START pertama kali disepakati pada 1991 di era Presiden AS George Bush dan Presiden Uni Soviet Mikhail Gorbachev. Presiden AS Barack Obama dan Presiden Rusia Dmitry Medvedev memperpanjang masa berlaku perjanjian itu hingga Februari 2021. Berdasarkan perjanjian itu, AS-Rusia bisa menyiagakan paling banyak 1.550 bom nuklir. Jumlah rudal untuk pembawa bom nuklir juga harus dipangkas.
Dalam sejumlah penelitian, Rusia ditaksir punya 6.375 hulu ledak nuklir, AS memiliki 5.800 hulu ledak nuklir, China punya 320 hulu ledak nuklir, Perancis menyimpan 290 hulu ledak nuklir, dan Inggris diperkirakan memiliki 215 hulu ledak nuklir. India, Pakistan, Israel, dan Korea Utara juga dilaporkan juga memiliki bom nuklir dengan jumlah yang tidak diungkap secara pasti. Perancis, Inggris, dan Israel merupakan sekutu AS.

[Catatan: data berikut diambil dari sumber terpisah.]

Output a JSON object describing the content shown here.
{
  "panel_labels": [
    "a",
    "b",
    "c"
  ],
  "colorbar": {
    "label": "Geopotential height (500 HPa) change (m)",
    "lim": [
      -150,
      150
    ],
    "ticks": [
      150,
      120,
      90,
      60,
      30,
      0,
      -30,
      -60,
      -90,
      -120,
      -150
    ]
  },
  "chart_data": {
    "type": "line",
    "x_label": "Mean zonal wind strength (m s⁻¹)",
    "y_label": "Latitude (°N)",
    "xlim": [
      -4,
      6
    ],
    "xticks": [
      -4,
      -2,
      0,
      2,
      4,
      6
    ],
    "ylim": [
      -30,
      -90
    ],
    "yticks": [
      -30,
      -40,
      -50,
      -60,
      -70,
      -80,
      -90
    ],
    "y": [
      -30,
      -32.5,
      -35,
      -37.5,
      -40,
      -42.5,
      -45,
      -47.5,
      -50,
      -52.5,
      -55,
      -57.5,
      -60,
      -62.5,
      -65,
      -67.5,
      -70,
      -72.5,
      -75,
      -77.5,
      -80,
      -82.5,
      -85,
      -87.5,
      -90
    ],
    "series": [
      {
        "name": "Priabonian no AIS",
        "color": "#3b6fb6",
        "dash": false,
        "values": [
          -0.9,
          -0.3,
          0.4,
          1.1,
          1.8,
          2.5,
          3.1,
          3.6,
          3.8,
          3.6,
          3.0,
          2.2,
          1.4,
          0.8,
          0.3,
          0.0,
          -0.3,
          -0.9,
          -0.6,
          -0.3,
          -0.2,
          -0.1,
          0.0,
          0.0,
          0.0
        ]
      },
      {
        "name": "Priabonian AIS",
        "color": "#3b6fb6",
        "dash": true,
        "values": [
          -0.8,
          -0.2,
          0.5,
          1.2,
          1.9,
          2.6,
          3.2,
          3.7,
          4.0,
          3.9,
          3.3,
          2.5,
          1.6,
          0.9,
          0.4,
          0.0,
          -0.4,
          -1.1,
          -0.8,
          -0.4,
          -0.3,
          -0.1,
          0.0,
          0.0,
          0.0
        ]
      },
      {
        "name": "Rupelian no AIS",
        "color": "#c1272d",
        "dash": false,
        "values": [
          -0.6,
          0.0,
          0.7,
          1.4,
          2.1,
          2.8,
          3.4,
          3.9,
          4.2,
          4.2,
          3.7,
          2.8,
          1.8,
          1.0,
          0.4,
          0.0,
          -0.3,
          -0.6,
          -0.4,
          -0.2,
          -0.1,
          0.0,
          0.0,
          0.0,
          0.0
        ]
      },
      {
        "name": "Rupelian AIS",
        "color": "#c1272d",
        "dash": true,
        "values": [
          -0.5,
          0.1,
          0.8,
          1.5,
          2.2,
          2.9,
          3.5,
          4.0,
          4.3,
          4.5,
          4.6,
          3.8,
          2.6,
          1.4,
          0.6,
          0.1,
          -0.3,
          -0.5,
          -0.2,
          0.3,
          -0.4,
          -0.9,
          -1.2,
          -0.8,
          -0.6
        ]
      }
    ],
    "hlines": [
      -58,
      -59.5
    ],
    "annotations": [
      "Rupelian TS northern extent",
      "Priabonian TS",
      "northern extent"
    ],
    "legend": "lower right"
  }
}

Menjelang akhir masa berlaku START, Moskwa-Washington kembali berunding untuk membahas perjanjian baru. Mei lalu, Billingslea mengatakan bahwa kekhawatiran AS bukan hanya China. Washington juga khawatir dengan Moskwa yang dituding memutakhirkan ribuan senjata nuklir yang tidak diatur dalam perjanjian pengurangan senjata nuklir (START). Ia mendesak, START baru harus memastikan semua senjata Rusia terawasi.
Dalam jumpa pers yang digelar pada Rabu (17/6/2020) lalu—sebagaimana diunggah dalam laman resmi Kemlu China—juru bicara Kemlu China, Zhao Lijian, mengatakan, China tidak memiliki niat untuk ambil bagian dalam negosiasi kontrol senjata dengan AS dan Rusia.
”Kami mencatat, AS terus menyeret China ke dalam isu New START antara AS dan Rusia. Itu hanya trik lama yang sama yang dimainkannya setiap kali berusaha mengalihkan tanggung jawab kepada orang lain,” kata Lijian saat menjawab pertanyaan yang dilontarkan kantor berita AFP terkait pembicaraan itu.
Sebagai catatan, terkait isu nuklir, selama pemerintahan Trump, AS telah secara sepihak mundur dari kesepakatan nuklir Iran (JCPOA) pada 2018. AS juga mundur dari Perjanjian Senjata Nuklir Jarak Menengah (INF) pada 2019.
Setelah keluar dari INF, Menteri Pertahanan AS Mark Esper mengumumkan Washington akan menempatkan rudal darat di Asia. Setelah itu, Kementerian Pertahanan AS menguji coba rudal Tomahawk dan rudal jenis lain yang diluncurkan dari darat. Tomahawk adalah rudal jelajah yang mampu melesat sejauh lebih dari 500 kilometer.